Le palais de justice de Namur.

Le tribunal correctionnel de Namur a accordé, lundi, la suspension simple du prononcé à l'ancien premier échevin d'Assesse, Didier Want, poursuivi pour des préventions de harcèlement et de calomnie à l'égard de deux compagnes. Le dépassement du délai raisonnable a notamment été constaté.

Dans le cadre de ces faits, Didier Want a fait l'objet de deux mandats d'arrêt et a été incarcéré plusieurs dizaines de jours car il n'avait pas respecté les conditions de sa libération.

Didier Want a notamment dérobé la lingerie et les habits d'une des victimes pour les faire porter par d'autres femmes. "Il voulait atteindre ma cliente professionnellement, lui a dit qu'il allait rendre son intimité publique. L'intention de nuire était bien là. Il lui envoyait jusqu'à 26 mails sur une journée, pour enchaîner le lendemain avec 50 SMS, la rabaissant et l'humiliant. Il a écrit un courrier anonyme à son employeur pour demander son écartement. Il voulait la détruire", a indiqué l'avocat d'une des parties civiles lors de l'audience.

Le conseil de la seconde victime évoquait quant à lui un chantage au suicide qui a eu lieu après la rupture et la volonté de nuire du prévenu, plutôt que celle de trouver des réponses.

Au sujet de Didier Want, le ministère public évoquait un homme ne supportant pas la solitude, qui perd pied quand une rupture survient. "Il a reconnu avoir suivi une des victimes, être passé chaque matin devant chez elle. Il a révélé aux parents de ces deux victimes qu'elles étaient libertines, captures d'écran à l'appui. Il s'est créé des faux profils sur des sites pour accéder à leurs photos. Il a reproduit les mêmes scénarios avec ces deux femmes en 2016 et 2017.

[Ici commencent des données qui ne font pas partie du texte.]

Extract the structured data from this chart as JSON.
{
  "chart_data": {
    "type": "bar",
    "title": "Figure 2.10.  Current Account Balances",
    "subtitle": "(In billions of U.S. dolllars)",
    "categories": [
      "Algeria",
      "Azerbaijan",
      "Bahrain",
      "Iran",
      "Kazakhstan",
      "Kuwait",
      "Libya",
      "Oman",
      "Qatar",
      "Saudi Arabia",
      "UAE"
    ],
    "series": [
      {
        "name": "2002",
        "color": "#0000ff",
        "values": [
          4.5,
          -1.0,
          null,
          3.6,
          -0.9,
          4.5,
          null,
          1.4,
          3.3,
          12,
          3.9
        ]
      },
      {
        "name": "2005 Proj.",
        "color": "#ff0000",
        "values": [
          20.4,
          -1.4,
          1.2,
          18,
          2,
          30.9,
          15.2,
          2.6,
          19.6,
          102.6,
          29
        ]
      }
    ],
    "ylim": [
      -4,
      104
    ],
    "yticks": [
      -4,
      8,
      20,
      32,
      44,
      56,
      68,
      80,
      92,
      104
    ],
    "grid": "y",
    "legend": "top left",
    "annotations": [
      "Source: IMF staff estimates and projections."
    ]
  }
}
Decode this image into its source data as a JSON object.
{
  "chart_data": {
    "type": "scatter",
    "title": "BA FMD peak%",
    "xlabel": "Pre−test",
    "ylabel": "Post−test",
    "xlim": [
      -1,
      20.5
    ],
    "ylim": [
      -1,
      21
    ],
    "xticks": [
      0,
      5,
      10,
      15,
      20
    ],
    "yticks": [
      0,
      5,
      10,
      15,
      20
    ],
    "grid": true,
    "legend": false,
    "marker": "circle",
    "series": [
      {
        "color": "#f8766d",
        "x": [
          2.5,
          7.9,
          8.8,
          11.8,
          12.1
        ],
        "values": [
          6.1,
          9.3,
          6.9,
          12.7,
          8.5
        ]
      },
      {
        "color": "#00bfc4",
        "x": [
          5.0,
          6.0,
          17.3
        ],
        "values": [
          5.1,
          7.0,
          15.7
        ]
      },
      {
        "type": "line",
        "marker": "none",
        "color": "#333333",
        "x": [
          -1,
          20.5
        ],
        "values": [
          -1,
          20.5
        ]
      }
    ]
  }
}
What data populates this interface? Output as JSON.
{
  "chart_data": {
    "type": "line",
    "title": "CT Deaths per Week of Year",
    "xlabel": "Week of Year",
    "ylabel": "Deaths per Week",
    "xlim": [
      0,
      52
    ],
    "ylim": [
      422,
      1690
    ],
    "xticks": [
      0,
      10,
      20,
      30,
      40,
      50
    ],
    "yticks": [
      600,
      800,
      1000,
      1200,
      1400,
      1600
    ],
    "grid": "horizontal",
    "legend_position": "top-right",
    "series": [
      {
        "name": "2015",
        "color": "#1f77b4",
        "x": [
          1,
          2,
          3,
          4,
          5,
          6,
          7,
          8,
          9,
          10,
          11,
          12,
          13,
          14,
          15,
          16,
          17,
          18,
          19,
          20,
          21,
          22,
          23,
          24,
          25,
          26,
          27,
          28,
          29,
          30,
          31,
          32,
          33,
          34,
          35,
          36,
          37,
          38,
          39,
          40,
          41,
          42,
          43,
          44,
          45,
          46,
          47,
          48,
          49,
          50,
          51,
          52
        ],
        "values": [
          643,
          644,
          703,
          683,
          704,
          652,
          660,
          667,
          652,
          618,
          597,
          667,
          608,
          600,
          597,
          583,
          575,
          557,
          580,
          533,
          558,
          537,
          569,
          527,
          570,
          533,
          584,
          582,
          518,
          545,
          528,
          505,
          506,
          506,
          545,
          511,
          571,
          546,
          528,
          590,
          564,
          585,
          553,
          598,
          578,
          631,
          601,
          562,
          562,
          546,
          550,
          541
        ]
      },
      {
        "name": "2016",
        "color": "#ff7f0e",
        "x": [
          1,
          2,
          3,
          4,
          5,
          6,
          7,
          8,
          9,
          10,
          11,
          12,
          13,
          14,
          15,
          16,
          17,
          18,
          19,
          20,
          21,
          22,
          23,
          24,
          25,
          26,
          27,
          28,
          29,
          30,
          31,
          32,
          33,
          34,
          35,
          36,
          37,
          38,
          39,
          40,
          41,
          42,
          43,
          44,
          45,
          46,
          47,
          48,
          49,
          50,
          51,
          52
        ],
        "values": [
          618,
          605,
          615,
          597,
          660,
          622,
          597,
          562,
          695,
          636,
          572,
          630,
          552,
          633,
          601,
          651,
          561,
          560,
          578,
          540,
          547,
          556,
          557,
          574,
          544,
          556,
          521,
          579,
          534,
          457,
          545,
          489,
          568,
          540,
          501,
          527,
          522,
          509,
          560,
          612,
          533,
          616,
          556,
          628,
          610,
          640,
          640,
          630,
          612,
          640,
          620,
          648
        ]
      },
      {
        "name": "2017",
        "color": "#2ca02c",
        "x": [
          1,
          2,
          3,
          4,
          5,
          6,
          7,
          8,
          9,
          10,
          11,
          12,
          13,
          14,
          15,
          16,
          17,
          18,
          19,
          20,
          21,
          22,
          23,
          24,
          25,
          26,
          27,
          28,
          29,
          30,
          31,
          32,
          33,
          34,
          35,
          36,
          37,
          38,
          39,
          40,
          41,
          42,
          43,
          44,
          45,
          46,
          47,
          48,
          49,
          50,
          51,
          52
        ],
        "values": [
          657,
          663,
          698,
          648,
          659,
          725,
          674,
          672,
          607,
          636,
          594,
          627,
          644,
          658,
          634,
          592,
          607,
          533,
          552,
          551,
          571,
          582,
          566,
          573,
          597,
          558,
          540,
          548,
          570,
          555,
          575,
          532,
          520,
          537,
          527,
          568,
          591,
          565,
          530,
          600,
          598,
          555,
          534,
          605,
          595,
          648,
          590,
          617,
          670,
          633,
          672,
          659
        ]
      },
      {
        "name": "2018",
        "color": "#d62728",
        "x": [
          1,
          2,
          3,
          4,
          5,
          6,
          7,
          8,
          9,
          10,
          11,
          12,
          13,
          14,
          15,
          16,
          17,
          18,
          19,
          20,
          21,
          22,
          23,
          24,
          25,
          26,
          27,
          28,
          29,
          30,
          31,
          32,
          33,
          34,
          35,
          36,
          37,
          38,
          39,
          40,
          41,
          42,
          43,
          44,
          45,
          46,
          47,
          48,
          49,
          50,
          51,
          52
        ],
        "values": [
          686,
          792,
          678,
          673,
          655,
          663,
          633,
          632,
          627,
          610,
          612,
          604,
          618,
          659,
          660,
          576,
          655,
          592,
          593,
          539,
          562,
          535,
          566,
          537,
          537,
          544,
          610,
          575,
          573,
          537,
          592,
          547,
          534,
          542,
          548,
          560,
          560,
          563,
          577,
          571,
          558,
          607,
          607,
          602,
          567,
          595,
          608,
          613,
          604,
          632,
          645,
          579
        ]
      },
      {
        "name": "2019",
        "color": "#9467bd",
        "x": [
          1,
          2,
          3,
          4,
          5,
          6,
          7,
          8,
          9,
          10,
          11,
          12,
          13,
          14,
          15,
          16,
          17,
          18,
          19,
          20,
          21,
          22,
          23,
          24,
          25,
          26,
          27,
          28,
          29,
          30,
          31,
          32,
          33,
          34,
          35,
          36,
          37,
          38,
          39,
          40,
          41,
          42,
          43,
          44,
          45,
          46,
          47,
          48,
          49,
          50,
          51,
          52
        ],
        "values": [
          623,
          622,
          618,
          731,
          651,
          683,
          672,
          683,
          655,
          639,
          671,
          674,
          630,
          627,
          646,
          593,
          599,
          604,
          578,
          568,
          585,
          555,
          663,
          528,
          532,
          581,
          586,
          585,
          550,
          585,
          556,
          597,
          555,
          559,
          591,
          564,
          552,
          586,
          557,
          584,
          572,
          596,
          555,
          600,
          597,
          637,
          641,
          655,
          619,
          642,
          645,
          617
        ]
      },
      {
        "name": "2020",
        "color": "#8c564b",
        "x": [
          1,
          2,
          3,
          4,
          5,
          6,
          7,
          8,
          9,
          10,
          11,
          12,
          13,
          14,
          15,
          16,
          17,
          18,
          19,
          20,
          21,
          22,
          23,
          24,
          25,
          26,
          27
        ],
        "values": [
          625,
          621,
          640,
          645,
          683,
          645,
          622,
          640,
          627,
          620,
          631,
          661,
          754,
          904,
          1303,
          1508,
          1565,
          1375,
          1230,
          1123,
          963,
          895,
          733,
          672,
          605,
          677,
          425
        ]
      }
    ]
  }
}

"J'ai perdu pied, je faisais une grosse dépression. Mes comportements étaient inappropriés, j'ai manqué de discernement. J'ai beaucoup travaillé sur moi ces cinq dernières années. Je suis passé par l'enfer, j'ai perdu mes amis, la politique, mon emploi", expliquait l'intéressé.

Didier Want avait déjà été reconnu coupable de harcèlement sur une première ex-compagne en 2014. Il a démissionné en 2016 de son poste de premier échevin à la suite d'un courrier qu'une des victimes a envoyé au bourgmestre de l'époque.

Poursuivie pour dénonciation calomnieuse, celle-ci a été acquittée.